Wrong for police to have one hand tied behind their backs on roadside sobriety checks
I read with a sense of dismay the article on roadside sobriety testing.
I have been a fractional owner on this beautiful island for some eight years. To that end, my wife and I spend up to six weeks a year here. As part of our holiday, we always hire a Twizzy and travel extensively throughout the island.
During these past years, we have noticed how much more dangerous the roads have become. The smell of cannabis wafting from cars is commonplace; the poor standard of driving never fails to surprise me and the speed of some vehicles is frighteningly fast for such narrow roads with an alleged speed limit of 35km/h. Although not condoning speeding, if you drive at 35, you put yourself in more danger from the frustration of 90 per cent of islanders. These include your so called “professional drivers” — buses and taxis alike.
As a British magistrate, it beggars belief that the police have to go “cap in hand” to a senior magistrate to set up a police checkpoint in the name of road safety, law and order. Furthermore, they have to publish when and where it’s taking place — nothing like tying one hand behind their backs! Surely we all should be batting from the same pitch and stop putting up “roadblocks” — no pun intended — for the police to navigate. The element of surprise should always be the ace card for any law enforcement agency when battling those intent on breaking the law and, more so, when it endangers the lives of others.
Only today (September 17, 2022), a resident and friend told me that she had been run down in Hamilton by a scooter rider, who then angrily remonstrated to the poor woman lying on the road. The rider had been cutting down the outside of a line of stationary traffic.
If I had a dollar for every time I’ve witnessed “driving without due care and attention” or, even worse, “dangerous driving”, it would pay for my flight … well, maybe not with British Airways. Perhaps this is why the death rate on Bermudian roads is so high.
How are you ever going to educate road users, especially young riders — in my opinion, as a motorcyclist, the worst offenders — if you allow them to ride and drive with a sense of impunity? Education and the fear of being caught are proven tools in reducing crime and, hopefully, deaths.

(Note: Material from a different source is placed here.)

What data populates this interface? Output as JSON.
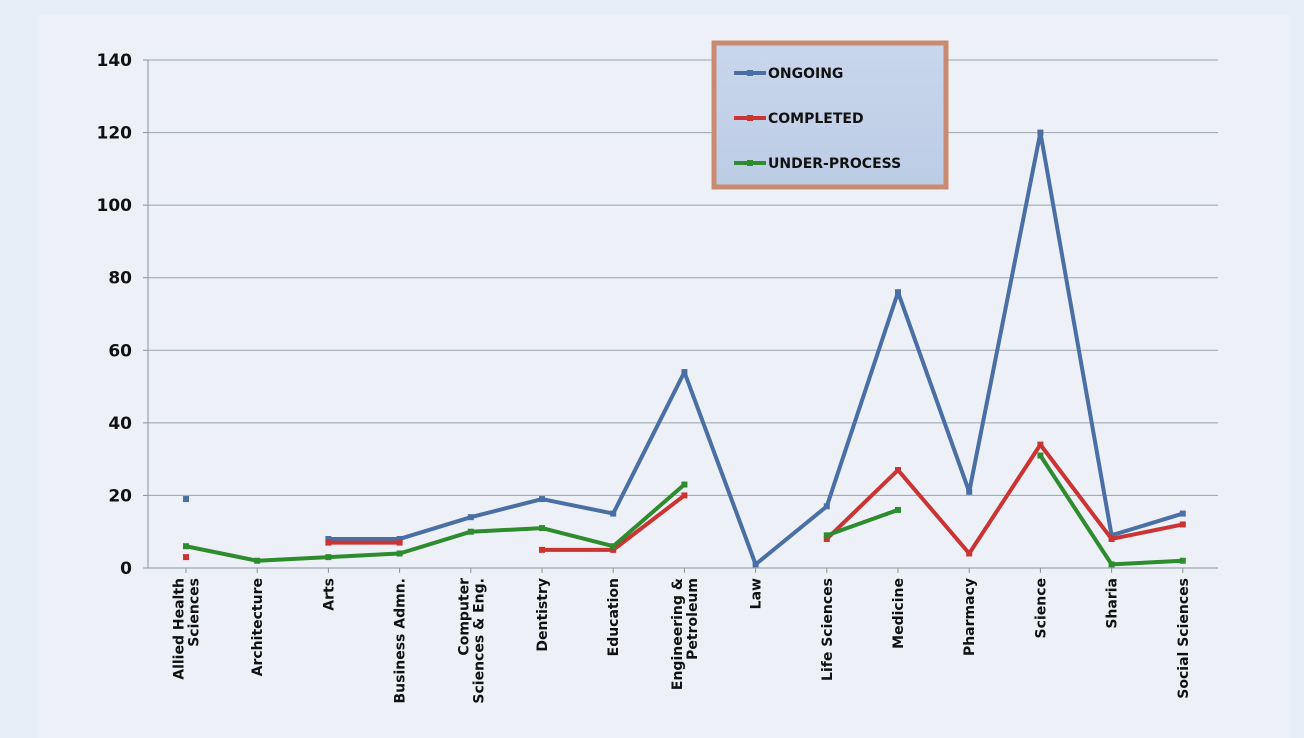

The occasional published checkpoint is a “sticking plaster” solution to a major road safety issue. The powers that be should heed the request made by Stephen Corbishley, former Commissioner of Police, to “reform the law”. Perhaps this should be more of a priority than the legalisation of cannabis, a crass decision that can only exacerbate the drug-driving issue this island already has.
On a final note, as we travel the island and, particularly en route to St George’s, we notice the endless roadworks laying new services; a necessary task indeed. However, the quality of the post-repair work leaves something to be desired. Rippled, uneven tarmac, over and unfilled trenches leading to, at a minimum, an uncomfortable ride and increased wear and tear of vehicles. At worst-case scenario, a dangerous road surface capable of throwing riders, reduced braking action with increased risk during rain.
To be blunt, I wouldn’t ask these contractors to ice a cake, never mind tarmac a road. Does anyone have the authority to impose any form of quality control or are they just poorly written contracts full of holes?